Background and Aim Opioid use disorder (OUD) is a chronic condition in which an individual engages in the persistent use of opioids that causes significant distress and negatively impacts their societal functioning. Treatment for OUD involves pharmacological therapies such as methadone, buprenorphine, and naltrexone, typically used in combination with behavioral interventions such as counselling and cognitive behavioural therapy. However, non-adherence to OUD treatment is high, potentially leading to negative outcomes like relapse and increased risk of overdose. Therefore, identifying patients at risk of treatment nonadherence is essential to ensure that OUD is adequately managed. Models utilizing AI and ML techniques have emerged as promising candidates to achieve risk stratification in this patient population. We conducted a scoping review to capture and systematically map existing literature on AI and ML applications predicting adherence to treatment in individuals with OUD.
Methods Ovid MEDLINE, Embase, PsycINFO, Web of Science, Scopus, CINAHL, IEEE Xplore, and ACM Digital Library were searched to identify and obtain peer-reviewed empirical research articles published from inception to October 7, 2024. Twenty-two studies were selected to be included in the review.

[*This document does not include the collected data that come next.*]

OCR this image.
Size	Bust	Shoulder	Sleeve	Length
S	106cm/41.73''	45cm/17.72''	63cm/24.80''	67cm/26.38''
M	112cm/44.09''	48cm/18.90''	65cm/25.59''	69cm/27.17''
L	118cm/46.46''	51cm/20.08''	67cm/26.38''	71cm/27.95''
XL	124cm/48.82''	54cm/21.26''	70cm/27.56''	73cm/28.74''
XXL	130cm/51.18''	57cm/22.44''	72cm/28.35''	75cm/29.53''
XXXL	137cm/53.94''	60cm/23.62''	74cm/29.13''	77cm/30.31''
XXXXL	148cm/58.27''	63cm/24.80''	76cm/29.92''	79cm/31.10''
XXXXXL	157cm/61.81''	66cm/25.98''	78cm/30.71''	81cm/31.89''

Results All studies that matched our search criteria were published after 2018 and predominantly conducted in the United States. Random forest models were frequently identified as the top performer although significant variability in algorithms, evaluation metrics, and key predictors was noted in the literature.
Conclusion The need for future research to cover more geographical locations, diversify patient populations, focus on a standardized group of models and outcomes, and utilize larger samples was highlighted.
Competing Interest StatementThe authors have declared no competing interest.
Clinical Protocolshttps://doi.org/10.17605/OSF.IO/2YT7A
Funding StatementThis study did not receive any funding.
Author DeclarationsI confirm all relevant ethical guidelines have been followed, and any necessary IRB and/or ethics committee approvals have been obtained.
Yes
I confirm that all necessary patient/participant consent has been obtained and the appropriate institutional forms have been archived, and that any patient/participant/sample identifiers included were not known to anyone (e.g., hospital staff, patients or participants themselves) outside the research group so cannot be used to identify individuals.
Yes
I understand that all clinical trials and any other prospective interventional studies must be registered with an ICMJE-approved registry, such as ClinicalTrials.gov. I confirm that any such study reported in the manuscript has been registered and the trial registration ID is provided (note: if posting a prospective study registered retrospectively, please provide a statement in the trial ID field explaining why the study was not registered in advance).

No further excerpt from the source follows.